Everything else being equal, pianists with smaller hands are disadvantaged on the current keyboard in two main ways. Firstly, they are more likely to suffer from pain and injury. Secondly, a significant proportion of the piano repertoire is ruled out for them – they have greater difficulty learning difficult repertoire, with many pieces physically impossible for them to play. These two factors mean they are thus prevented from reaching elite performance standards.
Research and much anecdotal evidence indicates that pianists with hand spans of 8.5 inches or less would benefit significantly from a smaller keyboard. Using this metric, 23% of adult men would benefit and 87% of adult women! And evidence from adult men with spans of up to 9 inches suggests that even they prefer a 6.0 inch octave keyboard for some repertoire – particularly works written by composers with very large hands including Rachmaninoff, Liszt, Grainger and Vine.
Keyboards with narrower keys help to remove discrimination. A 5.5 inch keyboard (where each key is about 7/8 the width of a ‘standard’ piano key) removes the one inch advantage men have over women. The proportions of pianists with ‘small hands’ could be dramatically reduced if they were to have access to the 5.5 inch and 6.0 inch octave keyboards. http://smallpianokeyboards.org/how-many-adults-have-small-hands/
Children of either gender have hands even smaller than most adults but are currently forced to learn on a piano designed for men.
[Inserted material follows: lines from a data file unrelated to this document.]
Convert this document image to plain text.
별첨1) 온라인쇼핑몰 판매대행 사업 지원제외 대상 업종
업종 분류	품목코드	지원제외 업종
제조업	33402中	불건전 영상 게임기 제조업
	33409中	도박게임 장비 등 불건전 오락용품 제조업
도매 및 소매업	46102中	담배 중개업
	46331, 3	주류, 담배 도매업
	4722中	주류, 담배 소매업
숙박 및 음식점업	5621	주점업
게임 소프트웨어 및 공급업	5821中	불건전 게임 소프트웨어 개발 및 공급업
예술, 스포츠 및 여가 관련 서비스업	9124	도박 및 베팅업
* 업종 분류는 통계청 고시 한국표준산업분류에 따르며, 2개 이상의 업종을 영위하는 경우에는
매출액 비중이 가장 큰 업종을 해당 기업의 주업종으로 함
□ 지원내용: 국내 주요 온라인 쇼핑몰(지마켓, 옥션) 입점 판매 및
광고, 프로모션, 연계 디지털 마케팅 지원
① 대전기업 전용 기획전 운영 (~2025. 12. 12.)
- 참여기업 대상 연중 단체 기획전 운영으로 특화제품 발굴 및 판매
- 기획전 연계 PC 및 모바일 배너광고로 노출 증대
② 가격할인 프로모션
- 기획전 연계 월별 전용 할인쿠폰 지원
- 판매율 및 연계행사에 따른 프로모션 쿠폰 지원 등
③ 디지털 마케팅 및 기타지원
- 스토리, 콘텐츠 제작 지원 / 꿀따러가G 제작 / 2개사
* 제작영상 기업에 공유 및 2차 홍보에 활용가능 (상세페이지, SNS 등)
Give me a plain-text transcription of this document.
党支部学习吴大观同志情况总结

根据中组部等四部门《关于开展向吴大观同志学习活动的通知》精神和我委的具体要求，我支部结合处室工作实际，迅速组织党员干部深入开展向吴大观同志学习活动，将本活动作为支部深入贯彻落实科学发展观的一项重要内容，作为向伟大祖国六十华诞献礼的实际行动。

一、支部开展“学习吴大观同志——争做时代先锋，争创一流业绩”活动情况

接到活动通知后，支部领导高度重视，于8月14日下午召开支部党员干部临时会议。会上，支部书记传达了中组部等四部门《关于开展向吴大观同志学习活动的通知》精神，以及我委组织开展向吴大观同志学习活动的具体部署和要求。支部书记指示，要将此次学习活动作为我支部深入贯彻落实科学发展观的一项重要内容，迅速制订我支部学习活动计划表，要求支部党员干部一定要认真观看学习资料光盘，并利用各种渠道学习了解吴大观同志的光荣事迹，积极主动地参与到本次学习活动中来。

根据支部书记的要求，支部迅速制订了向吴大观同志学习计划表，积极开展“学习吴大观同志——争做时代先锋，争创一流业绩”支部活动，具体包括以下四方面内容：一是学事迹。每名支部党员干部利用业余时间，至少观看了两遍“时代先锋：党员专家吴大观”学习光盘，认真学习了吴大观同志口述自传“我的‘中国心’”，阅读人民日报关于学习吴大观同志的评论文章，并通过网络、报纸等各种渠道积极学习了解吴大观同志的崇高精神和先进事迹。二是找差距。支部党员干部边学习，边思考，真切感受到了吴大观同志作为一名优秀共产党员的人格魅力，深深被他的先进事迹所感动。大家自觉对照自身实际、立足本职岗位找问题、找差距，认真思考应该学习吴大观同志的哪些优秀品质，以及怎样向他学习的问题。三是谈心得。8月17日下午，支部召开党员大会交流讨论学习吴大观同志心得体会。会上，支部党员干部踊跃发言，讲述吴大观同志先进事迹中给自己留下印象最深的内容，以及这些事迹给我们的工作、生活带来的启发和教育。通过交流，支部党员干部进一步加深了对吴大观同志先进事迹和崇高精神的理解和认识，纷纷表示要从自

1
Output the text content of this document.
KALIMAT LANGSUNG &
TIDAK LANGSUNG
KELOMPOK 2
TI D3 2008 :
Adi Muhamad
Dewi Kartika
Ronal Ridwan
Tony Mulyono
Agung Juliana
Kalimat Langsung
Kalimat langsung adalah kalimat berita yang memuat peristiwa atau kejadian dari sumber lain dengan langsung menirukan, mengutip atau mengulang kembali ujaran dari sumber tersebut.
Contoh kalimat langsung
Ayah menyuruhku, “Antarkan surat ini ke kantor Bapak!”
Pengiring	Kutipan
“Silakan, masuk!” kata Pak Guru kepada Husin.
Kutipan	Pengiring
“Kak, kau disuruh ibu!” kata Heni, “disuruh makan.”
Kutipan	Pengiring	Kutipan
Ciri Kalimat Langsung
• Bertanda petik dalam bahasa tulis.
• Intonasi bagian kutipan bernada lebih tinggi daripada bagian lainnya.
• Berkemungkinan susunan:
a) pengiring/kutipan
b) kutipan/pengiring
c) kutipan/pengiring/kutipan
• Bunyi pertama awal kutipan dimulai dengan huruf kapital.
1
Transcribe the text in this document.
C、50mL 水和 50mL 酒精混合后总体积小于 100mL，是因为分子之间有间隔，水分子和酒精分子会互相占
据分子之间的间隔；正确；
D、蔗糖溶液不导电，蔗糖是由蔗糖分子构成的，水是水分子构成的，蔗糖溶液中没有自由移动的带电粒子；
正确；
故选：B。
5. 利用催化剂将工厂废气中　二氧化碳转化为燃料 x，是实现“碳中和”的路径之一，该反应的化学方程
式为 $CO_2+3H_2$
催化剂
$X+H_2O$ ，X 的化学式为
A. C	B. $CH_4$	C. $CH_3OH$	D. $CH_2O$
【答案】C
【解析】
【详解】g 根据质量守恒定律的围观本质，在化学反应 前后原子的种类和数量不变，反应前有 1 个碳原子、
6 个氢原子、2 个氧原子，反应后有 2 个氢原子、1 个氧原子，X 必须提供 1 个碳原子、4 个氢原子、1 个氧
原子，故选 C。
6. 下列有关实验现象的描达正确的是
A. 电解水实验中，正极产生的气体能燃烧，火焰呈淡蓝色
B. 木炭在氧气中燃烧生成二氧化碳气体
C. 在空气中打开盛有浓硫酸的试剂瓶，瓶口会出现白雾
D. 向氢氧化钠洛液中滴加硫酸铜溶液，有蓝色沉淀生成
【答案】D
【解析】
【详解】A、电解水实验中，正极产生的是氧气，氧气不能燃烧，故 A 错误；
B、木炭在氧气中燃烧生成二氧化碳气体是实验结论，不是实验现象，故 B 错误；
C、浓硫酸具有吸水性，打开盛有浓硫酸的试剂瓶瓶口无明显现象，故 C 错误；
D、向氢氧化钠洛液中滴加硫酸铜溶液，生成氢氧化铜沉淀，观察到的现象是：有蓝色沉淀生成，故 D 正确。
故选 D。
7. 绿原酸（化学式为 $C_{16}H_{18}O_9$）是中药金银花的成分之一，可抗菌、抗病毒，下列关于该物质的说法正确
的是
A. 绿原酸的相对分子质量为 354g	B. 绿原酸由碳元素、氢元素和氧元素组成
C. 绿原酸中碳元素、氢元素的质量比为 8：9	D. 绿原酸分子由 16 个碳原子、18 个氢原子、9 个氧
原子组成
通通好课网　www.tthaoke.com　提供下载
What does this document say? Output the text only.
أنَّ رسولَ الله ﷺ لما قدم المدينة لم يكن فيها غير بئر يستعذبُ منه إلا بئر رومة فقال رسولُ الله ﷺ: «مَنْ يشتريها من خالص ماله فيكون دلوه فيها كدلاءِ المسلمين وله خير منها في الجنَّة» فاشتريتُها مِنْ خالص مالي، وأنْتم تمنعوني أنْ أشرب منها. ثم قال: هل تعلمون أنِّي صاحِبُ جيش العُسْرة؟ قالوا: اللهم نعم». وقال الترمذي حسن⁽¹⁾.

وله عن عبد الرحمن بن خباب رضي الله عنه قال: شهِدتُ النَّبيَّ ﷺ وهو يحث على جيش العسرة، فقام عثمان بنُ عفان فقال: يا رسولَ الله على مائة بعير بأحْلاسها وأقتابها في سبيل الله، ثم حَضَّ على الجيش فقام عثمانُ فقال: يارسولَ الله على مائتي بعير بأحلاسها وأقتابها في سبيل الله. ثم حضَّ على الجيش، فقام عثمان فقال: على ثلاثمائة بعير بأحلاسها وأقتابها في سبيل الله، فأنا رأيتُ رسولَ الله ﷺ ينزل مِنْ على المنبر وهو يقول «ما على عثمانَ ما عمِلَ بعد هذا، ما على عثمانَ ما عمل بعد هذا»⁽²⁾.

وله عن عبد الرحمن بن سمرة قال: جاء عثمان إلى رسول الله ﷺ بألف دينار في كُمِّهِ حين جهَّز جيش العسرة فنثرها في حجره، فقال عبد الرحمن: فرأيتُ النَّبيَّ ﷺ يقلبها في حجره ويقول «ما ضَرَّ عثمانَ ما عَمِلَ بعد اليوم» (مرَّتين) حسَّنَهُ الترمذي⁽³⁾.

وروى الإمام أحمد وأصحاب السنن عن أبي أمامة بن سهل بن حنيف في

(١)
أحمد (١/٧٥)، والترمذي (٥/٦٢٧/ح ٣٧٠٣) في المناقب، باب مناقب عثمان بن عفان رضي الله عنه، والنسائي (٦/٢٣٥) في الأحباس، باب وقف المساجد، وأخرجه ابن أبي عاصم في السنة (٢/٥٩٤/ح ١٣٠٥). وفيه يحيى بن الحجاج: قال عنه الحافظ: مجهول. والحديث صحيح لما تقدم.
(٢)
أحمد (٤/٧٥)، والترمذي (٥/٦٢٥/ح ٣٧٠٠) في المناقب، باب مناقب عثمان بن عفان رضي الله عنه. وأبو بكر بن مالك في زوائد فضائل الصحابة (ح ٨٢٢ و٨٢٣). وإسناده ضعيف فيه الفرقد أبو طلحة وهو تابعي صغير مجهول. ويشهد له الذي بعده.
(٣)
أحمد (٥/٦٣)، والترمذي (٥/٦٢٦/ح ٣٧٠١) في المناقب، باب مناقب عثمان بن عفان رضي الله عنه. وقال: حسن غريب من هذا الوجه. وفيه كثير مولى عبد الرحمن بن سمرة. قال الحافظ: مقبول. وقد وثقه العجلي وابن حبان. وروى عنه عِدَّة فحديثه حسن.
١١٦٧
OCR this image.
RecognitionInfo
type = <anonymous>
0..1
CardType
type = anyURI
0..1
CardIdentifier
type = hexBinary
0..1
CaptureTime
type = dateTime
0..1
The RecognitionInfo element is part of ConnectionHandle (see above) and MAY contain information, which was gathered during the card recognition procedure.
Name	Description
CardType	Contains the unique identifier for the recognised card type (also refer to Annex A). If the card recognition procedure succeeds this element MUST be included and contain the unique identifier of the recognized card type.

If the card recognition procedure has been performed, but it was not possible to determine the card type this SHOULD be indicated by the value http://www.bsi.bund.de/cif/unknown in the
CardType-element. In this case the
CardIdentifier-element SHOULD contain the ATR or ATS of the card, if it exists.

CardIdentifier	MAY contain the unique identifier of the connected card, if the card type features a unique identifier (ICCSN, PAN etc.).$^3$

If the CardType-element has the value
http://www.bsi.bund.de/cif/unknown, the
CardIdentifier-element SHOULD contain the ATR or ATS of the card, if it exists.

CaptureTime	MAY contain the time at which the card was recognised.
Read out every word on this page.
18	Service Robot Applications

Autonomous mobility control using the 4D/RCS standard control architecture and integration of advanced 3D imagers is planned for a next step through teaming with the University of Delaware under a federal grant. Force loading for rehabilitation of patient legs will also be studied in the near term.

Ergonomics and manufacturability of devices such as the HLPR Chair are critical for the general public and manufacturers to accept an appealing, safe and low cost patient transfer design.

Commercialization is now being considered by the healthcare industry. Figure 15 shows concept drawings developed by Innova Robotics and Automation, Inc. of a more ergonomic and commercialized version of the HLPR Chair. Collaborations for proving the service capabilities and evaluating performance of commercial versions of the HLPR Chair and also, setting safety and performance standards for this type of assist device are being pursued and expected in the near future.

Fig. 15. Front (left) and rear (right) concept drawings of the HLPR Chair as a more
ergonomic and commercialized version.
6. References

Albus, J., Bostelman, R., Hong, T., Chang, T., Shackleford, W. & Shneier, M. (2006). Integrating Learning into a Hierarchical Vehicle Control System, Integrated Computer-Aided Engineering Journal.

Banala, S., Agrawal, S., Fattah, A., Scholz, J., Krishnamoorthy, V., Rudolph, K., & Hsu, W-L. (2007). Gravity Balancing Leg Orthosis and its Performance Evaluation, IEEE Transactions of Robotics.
Ultimately, what is most important is the music itself – as experienced by the pianist and their audience. The listener hopes for a wonderful, transporting musical experience, and the pianist wants to be able to become ‘lost’ in the music rather than thinking about technical issues .
‘The ability to control the sounds at the piano, and this means producing lovely tone as well as finely shaped phrases with a wide range of dynamics, depends to a large extent on the ease with which we can play.’ (Max Cooke, 1985)
As recognised by Otto Ortmann back in 1929, ergonomic factors – including a pianist’s hands being reasonably well-matched to the keyboard – are a critical factor affecting technical ease. If a reduced-size keyboard enables a pianist to reach greater heights and the audience is transported along with them, then why deny the world pianos with narrower keys?
Boyle, R., Boyle, R. & Booker, E. (2015). Pianist Hand Spans: Gender and Ethnic Differences and Implications for Piano Playing, Proceedings of the 12th Australasian Piano Pedagogy Conference, Beyond the Black and White, Melbourne, July 2015. https://www.appca.com.au/proceedings/
Cooke, M. (1985). The Advanced Pianist’s Tone, Touch and technique. Allans, Melbourne, Australia.
Leone, C. (2015). Ergonomic Keyboards:Size does Matter. Piano Professional, EPTA (UK), Summer.http://www.carolleone.com/ergonomic-keyboards/
Leone, C. (2015). Size is Key. Clavier Companion, Frances Clark Center for Keyboard Pedagogy, USA, September/October. http://www.carolleone.com/ergonomic-keyboards/
Leone, C. (2017). Personal Touch. International Piano, UK, January-February 2017. http://paskpiano.org/wp-content/uploads/2020/09/Int-Piano-Jan-2017.pdf
Ortmann, O. (1929). The Physiological Mechanics of Piano Technique. Kegan Paul, Trench, Trubner & Co., London, and E.P. Dutton & Co., Inc., New York.